Seis torcedores do Paulista são presos após invasão e depredação no Estádio
Seis integrantes da torcida organizada “Raça Tricolor” foram presos em flagrante na tarde de domingo (1º), após invadirem a área restrita do Estádio Dr. Jaime Cintra, no Jardim Pacaembú, em Jundiaí, sede do Paulista Futebol Clube. A ocorrência foi registrada por volta das 17h40 ao término da partida entre o Paulista de Jundiaí e a Francana, válida pela temporada 2026. O tricolor cedeu o empate de 2 a 2 no final da partida e revoltou os torcedores.
A invasão
Segundo o boletim de ocorrência lavrado no Plantão do 1º Distrito Policial de Jundiaí, os torcedores aguardaram a saída do público em geral e das famílias para então agir — atitude que, conforme relato do representante do clube, indica premeditação.
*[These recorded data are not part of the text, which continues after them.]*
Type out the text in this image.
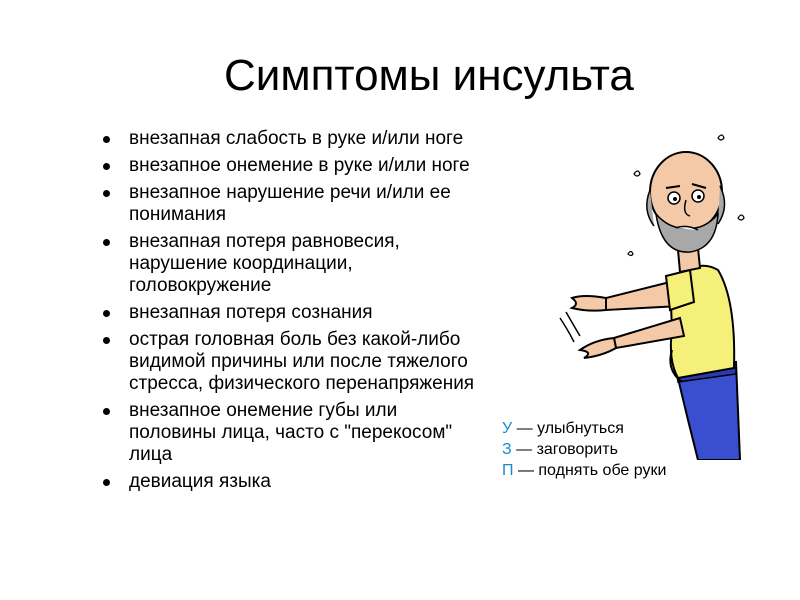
Симптомы инсульта
внезапная слабость в руке и/или ноге
внезапное онемение в руке и/или ноге
внезапное нарушение речи и/или ее понимания
внезапная потеря равновесия, нарушение координации, головокружение
внезапная потеря сознания
острая головная боль без какой-либо видимой причины или после тяжелого стресса, физического перенапряжения
внезапное онемение губы или половины лица, часто с "перекосом" лица
девиация языка
У — улыбнуться
З — заговорить
П — поднять обе руки
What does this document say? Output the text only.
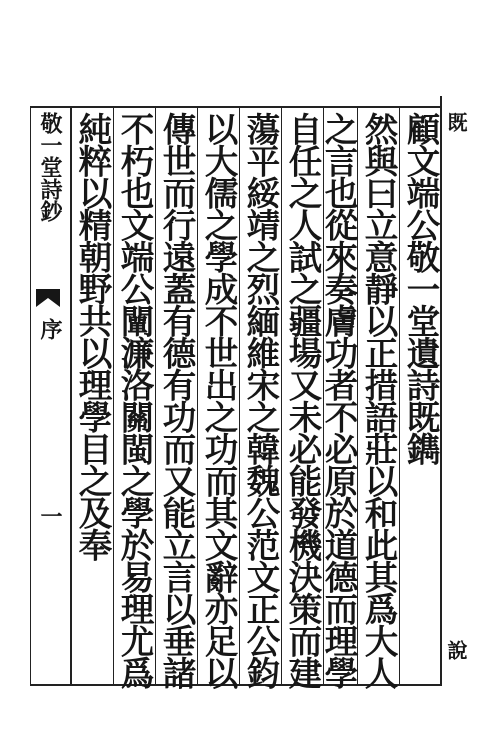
敬一堂詩鈔
序
一
顧文端公敬一堂遺詩既鐫
然與曰立意靜以正措語莊以和此其爲大人
之言也從來奏膚功者不必原於道德而理學
自任之人試之疆場又未必能發機決策而建
蕩平綏靖之烈緬維宋之韓魏公范文正公鈞
以大儒之學成不世出之功而其文辭亦足以
傳世而行遠蓋有德有功而又能立言以垂諸
不朽也文端公闡濂洛關閩之學於易理尤爲
純粹以精朝野共以理學目之及奉	既
說
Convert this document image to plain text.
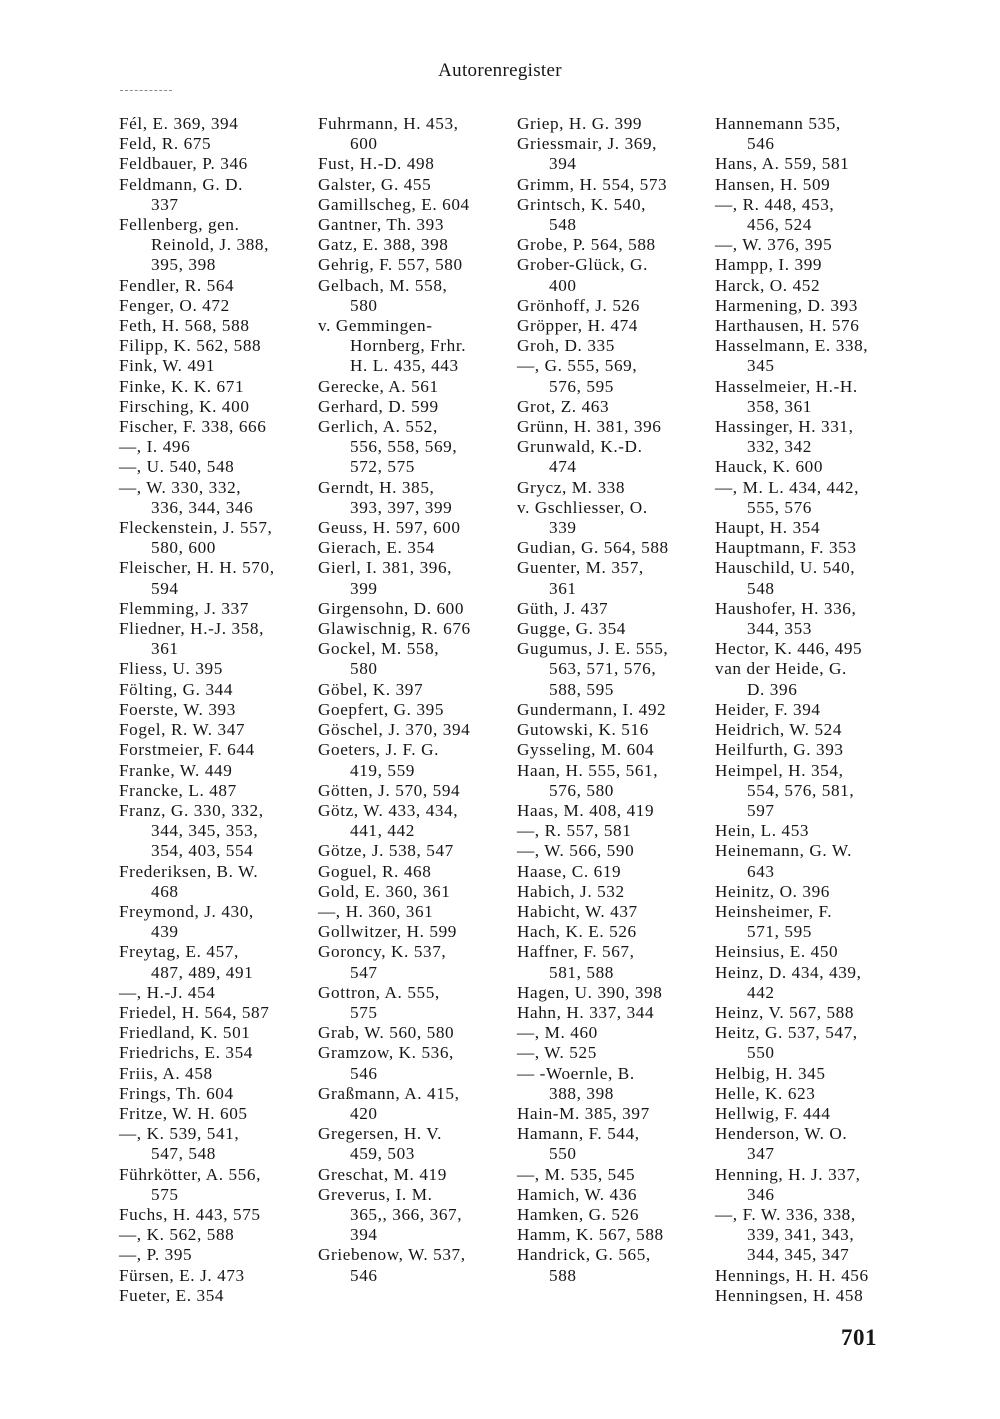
Autorenregister
Fél, E. 369, 394
Feld, R. 675
Feldbauer, P. 346
Feldmann, G. D.
337
Fellenberg, gen.
Reinold, J. 388,
395, 398
Fendler, R. 564
Fenger, O. 472
Feth, H. 568, 588
Filipp, K. 562, 588
Fink, W. 491
Finke, K. K. 671
Firsching, K. 400
Fischer, F. 338, 666
—, I. 496
—, U. 540, 548
—, W. 330, 332,
336, 344, 346
Fleckenstein, J. 557,
580, 600
Fleischer, H. H. 570,
594
Flemming, J. 337
Fliedner, H.-J. 358,
361
Fliess, U. 395
Fölting, G. 344
Foerste, W. 393
Fogel, R. W. 347
Forstmeier, F. 644
Franke, W. 449
Francke, L. 487
Franz, G. 330, 332,
344, 345, 353,
354, 403, 554
Frederiksen, B. W.
468
Freymond, J. 430,
439
Freytag, E. 457,
487, 489, 491
—, H.-J. 454
Friedel, H. 564, 587
Friedland, K. 501
Friedrichs, E. 354
Friis, A. 458
Frings, Th. 604
Fritze, W. H. 605
—, K. 539, 541,
547, 548
Führkötter, A. 556,
575
Fuchs, H. 443, 575
—, K. 562, 588
—, P. 395
Fürsen, E. J. 473
Fueter, E. 354
Fuhrmann, H. 453,
600
Fust, H.-D. 498
Galster, G. 455
Gamillscheg, E. 604
Gantner, Th. 393
Gatz, E. 388, 398
Gehrig, F. 557, 580
Gelbach, M. 558,
580
v. Gemmingen-
Hornberg, Frhr.
H. L. 435, 443
Gerecke, A. 561
Gerhard, D. 599
Gerlich, A. 552,
556, 558, 569,
572, 575
Gerndt, H. 385,
393, 397, 399
Geuss, H. 597, 600
Gierach, E. 354
Gierl, I. 381, 396,
399
Girgensohn, D. 600
Glawischnig, R. 676
Gockel, M. 558,
580
Göbel, K. 397
Goepfert, G. 395
Göschel, J. 370, 394
Goeters, J. F. G.
419, 559
Götten, J. 570, 594
Götz, W. 433, 434,
441, 442
Götze, J. 538, 547
Goguel, R. 468
Gold, E. 360, 361
—, H. 360, 361
Gollwitzer, H. 599
Goroncy, K. 537,
547
Gottron, A. 555,
575
Grab, W. 560, 580
Gramzow, K. 536,
546
Graßmann, A. 415,
420
Gregersen, H. V.
459, 503
Greschat, M. 419
Greverus, I. M.
365,, 366, 367,
394
Griebenow, W. 537,
546
Griep, H. G. 399
Griessmair, J. 369,
394
Grimm, H. 554, 573
Grintsch, K. 540,
548
Grobe, P. 564, 588
Grober-Glück, G.
400
Grönhoff, J. 526
Gröpper, H. 474
Groh, D. 335
—, G. 555, 569,
576, 595
Grot, Z. 463
Grünn, H. 381, 396
Grunwald, K.-D.
474
Grycz, M. 338
v. Gschliesser, O.
339
Gudian, G. 564, 588
Guenter, M. 357,
361
Güth, J. 437
Gugge, G. 354
Gugumus, J. E. 555,
563, 571, 576,
588, 595
Gundermann, I. 492
Gutowski, K. 516
Gysseling, M. 604
Haan, H. 555, 561,
576, 580
Haas, M. 408, 419
—, R. 557, 581
—, W. 566, 590
Haase, C. 619
Habich, J. 532
Habicht, W. 437
Hach, K. E. 526
Haffner, F. 567,
581, 588
Hagen, U. 390, 398
Hahn, H. 337, 344
—, M. 460
—, W. 525
— -Woernle, B.
388, 398
Hain-M. 385, 397
Hamann, F. 544,
550
—, M. 535, 545
Hamich, W. 436
Hamken, G. 526
Hamm, K. 567, 588
Handrick, G. 565,
588
Hannemann 535,
546
Hans, A. 559, 581
Hansen, H. 509
—, R. 448, 453,
456, 524
—, W. 376, 395
Hampp, I. 399
Harck, O. 452
Harmening, D. 393
Harthausen, H. 576
Hasselmann, E. 338,
345
Hasselmeier, H.-H.
358, 361
Hassinger, H. 331,
332, 342
Hauck, K. 600
—, M. L. 434, 442,
555, 576
Haupt, H. 354
Hauptmann, F. 353
Hauschild, U. 540,
548
Haushofer, H. 336,
344, 353
Hector, K. 446, 495
van der Heide, G.
D. 396
Heider, F. 394
Heidrich, W. 524
Heilfurth, G. 393
Heimpel, H. 354,
554, 576, 581,
597
Hein, L. 453
Heinemann, G. W.
643
Heinitz, O. 396
Heinsheimer, F.
571, 595
Heinsius, E. 450
Heinz, D. 434, 439,
442
Heinz, V. 567, 588
Heitz, G. 537, 547,
550
Helbig, H. 345
Helle, K. 623
Hellwig, F. 444
Henderson, W. O.
347
Henning, H. J. 337,
346
—, F. W. 336, 338,
339, 341, 343,
344, 345, 347
Hennings, H. H. 456
Henningsen, H. 458
701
O grupo forçou a entrada na área restrita quebrando o vidro da porta de acesso ao vestiário, localizada entre o estacionamento e a parte interna do clube.
Uma vez dentro das dependências, os envolvidos se dirigiram ao vestiário em busca de jogadores e da diretoria, não os encontrando inicialmente. Em seguida, avançaram para a sala de troféus — que estava fechada —, forçando a porta até arrombá-la. O grupo também invadiu o alojamento dos jogadores, quebrando vidros e promovendo depredações, além de adotar postura hostil e intimidatória contra atletas e membros da diretoria.
A intervenção policial
A administração do clube acionou a Polícia Militar, que retornou ao estádio com três viaturas da Força Tática, com sirenes acionadas.
Parte dos envolvidos, ao perceber a aproximação policial, evadiu-se antes da intervenção.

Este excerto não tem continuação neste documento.